Note: For a while, I’m going to be illustrating the “On the Agenda” posts with various graphs documenting achievement gaps in MMSD as revealed by the admittedly flawed and limited WSAS/WKCE results. I think regular reminders may do some good. Note also the 37% gap here between children in poverty and those more economically secure.

Only two Madison Metropolitan School District Board of Education related meetings this week.
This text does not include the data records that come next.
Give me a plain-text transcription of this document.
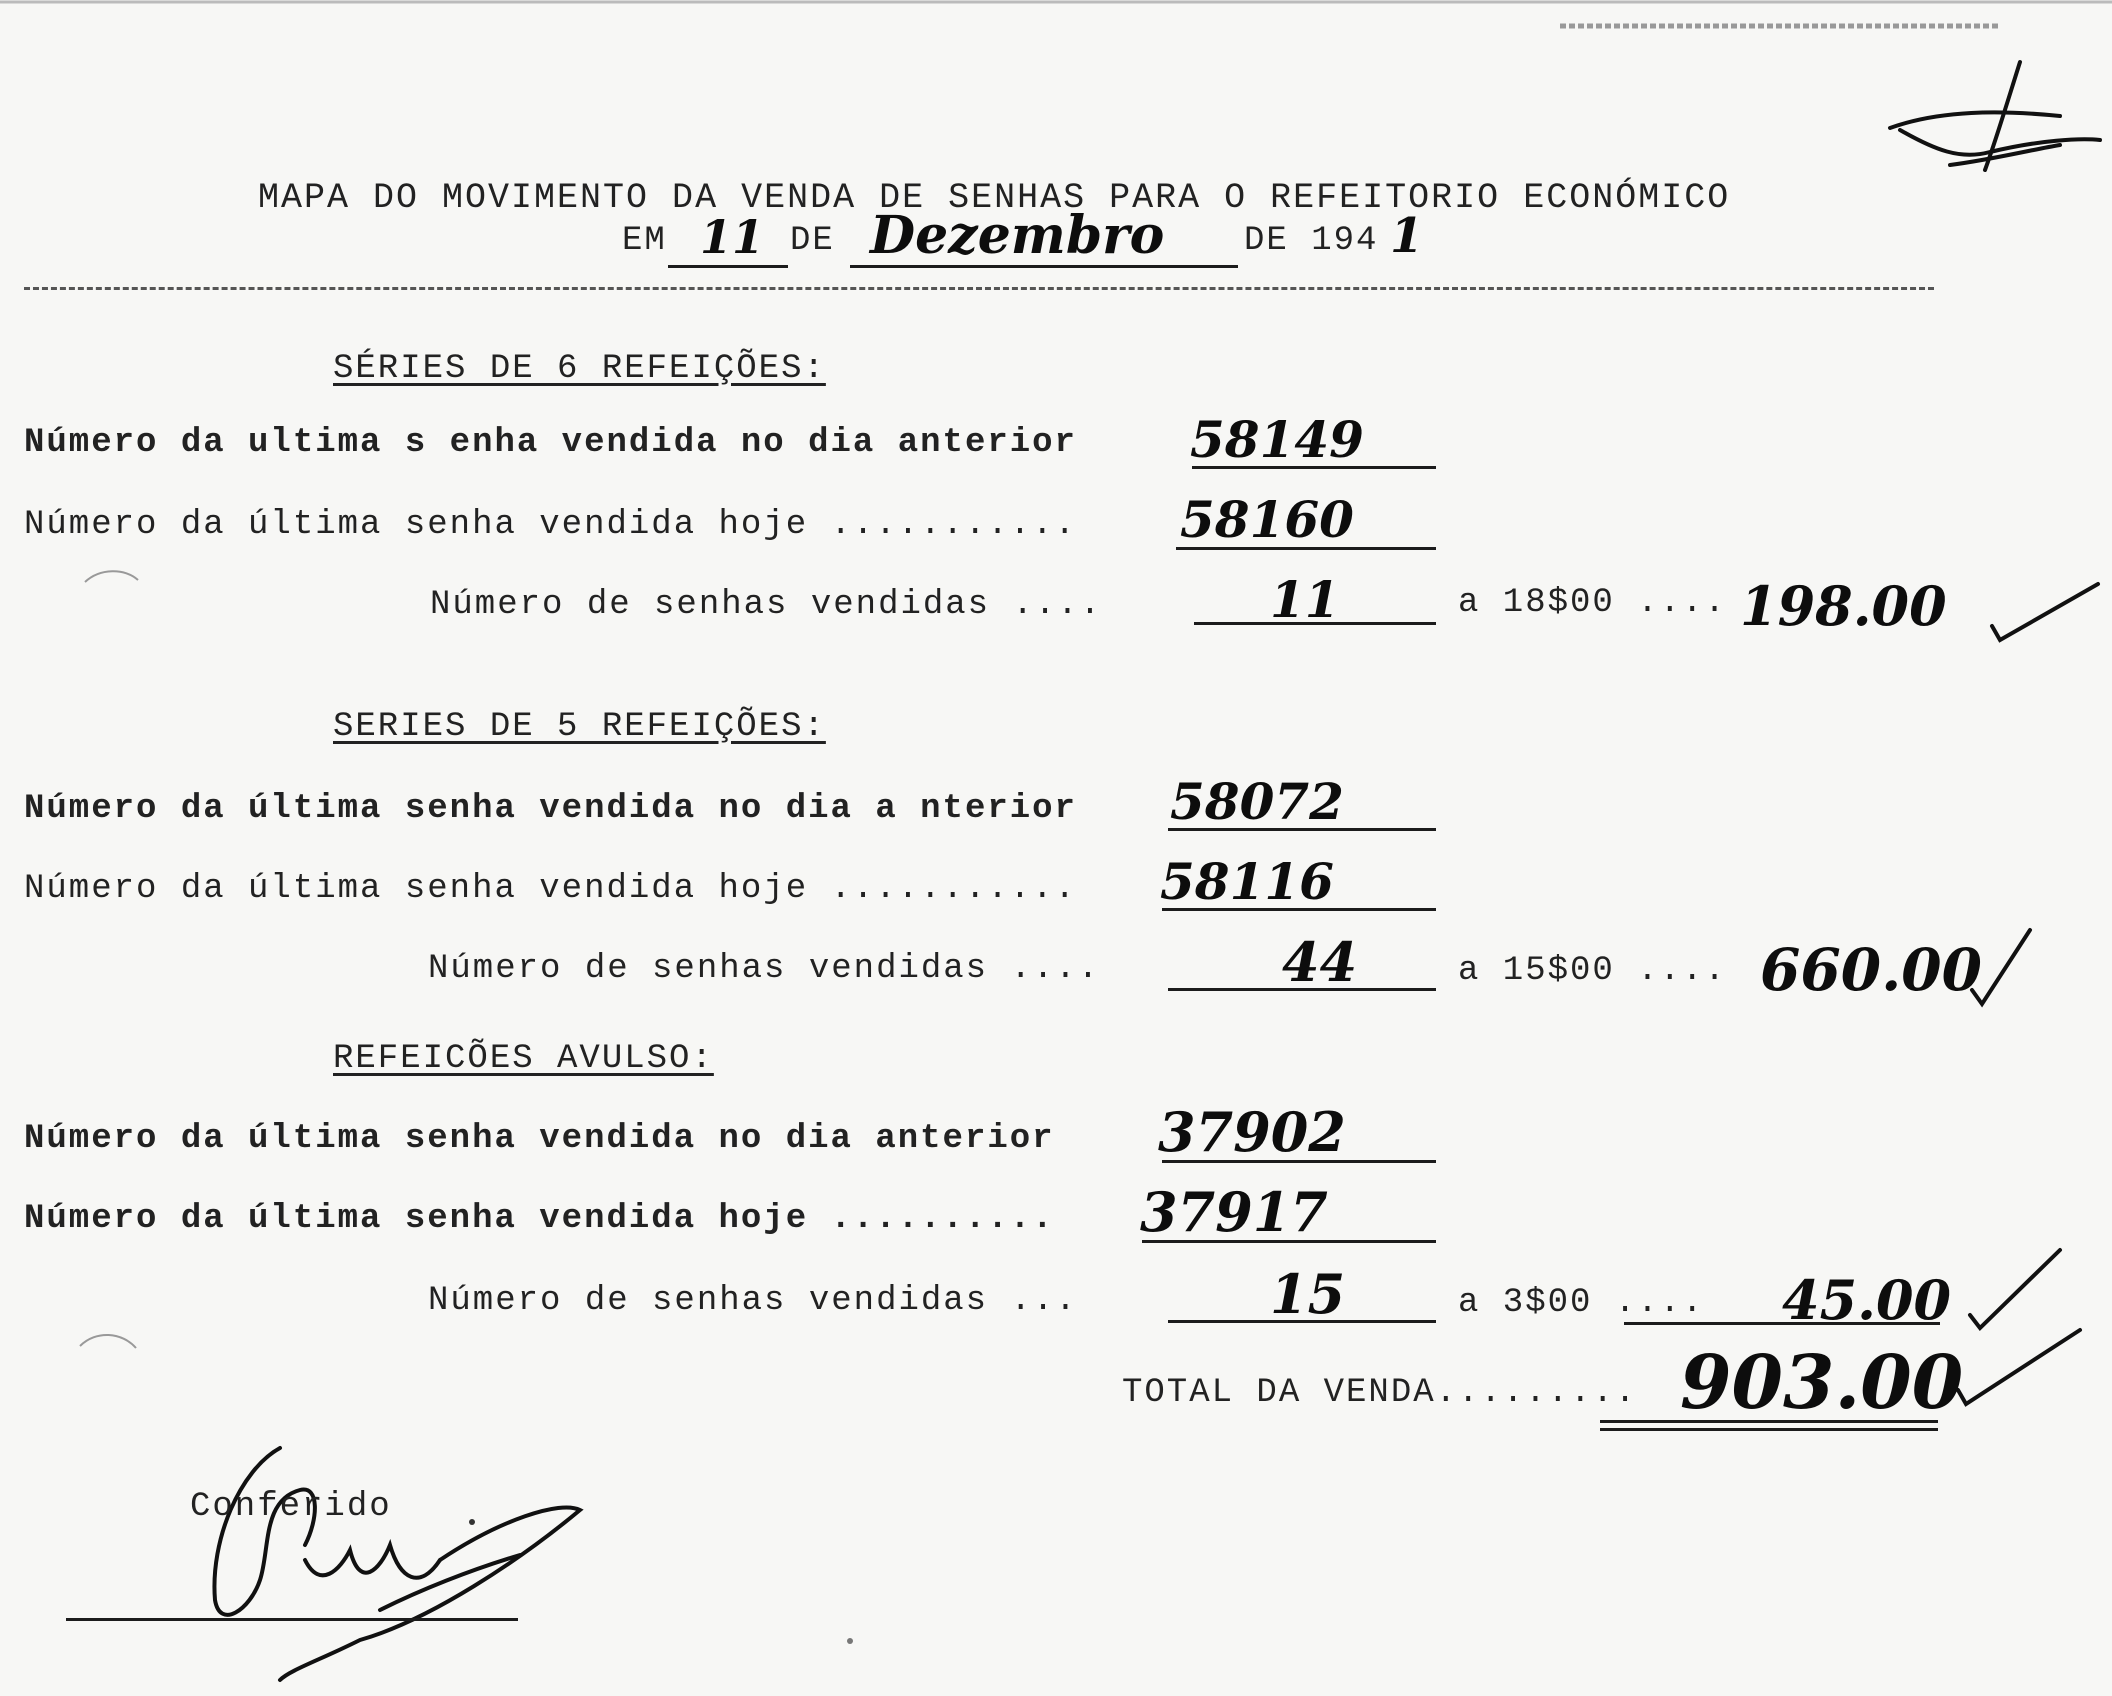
MAPA DO MOVIMENTO DA VENDA DE SENHAS PARA O REFEITORIO ECONÓMICO
EM 11 DE Dezembro DE 194 1
SÉRIES DE 6 REFEIÇÕES:
Número da ultima s enha vendida no dia anterior 58149
Número da última senha vendida hoje ........... 58160
Número de senhas vendidas ....	11	a 18$00 .... 198.00
SERIES DE 5 REFEIÇÕES:
Número da última senha vendida no dia a nterior 58072
Número da última senha vendida hoje ........... 58116
Número de senhas vendidas ....	44	a 15$00 .... 660.00
REFEICÕES AVULSO:
Número da última senha vendida no dia anterior 37902
Número da última senha vendida hoje .......... 37917
Número de senhas vendidas ...	15	a 3$00 .... 45.00
TOTAL DA VENDA......... 903.00
Conferido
The first is the 4-Year old Kindergarten Advisory Committee meeting 9:00 A, Monday June 28 at 4C (Community Coordinated Child Care) 5 Odana Court.  The agenda consists primarily of updates from the sub committees.  The biggest news on this front (other than all signs continue to point to a 2011-12 start-up) is that a revised  RFP for Community Providers has been issued.

The other meeting is the Ad Hoc Board Committee on Ethics, Noon, Monday June 28, Doyle Administration Bldg., Room 103.  I’ve talked with Board members, heard a short discussion of this at last Monday’s Board meeting, have read the memo from legal counsel distributed at that meeting (but not a draft of  the proposed revisions, if those were distributed I missed them), and am still not clear on what the intent is.

That’s it for this week.  A few notes on related matters.  As of now the Board schedule for July is:

July 6, Ad Hoc Board Meeting (likely more on Ethics).

July 12, Special Board Meeting and Regular Board Meeting.

July 19, Special Board Meeting.

At the June 21 organizational session no decision was reached on committee structures, so for the time being all meetings will be of the full Board, meeting as the full Board.

I hope to use this semi break to catch up with posts on what happened at the last two Board meetings and some other district developments, including a retrospective post on the budget process.

Meanwhile, there is a Board of Education Progress Report out.  Note that as of the date it was distributed (June 21), the statement on SAGE:  “The Board is considering how to handle this change in state funding,” was already out of date.  At the June 14 meeting the Board decided to move the SAGE Block schools to an 18/1 ratio and allocate the remaining SAGE schools with “flexibility” between 15/1 and 17/1.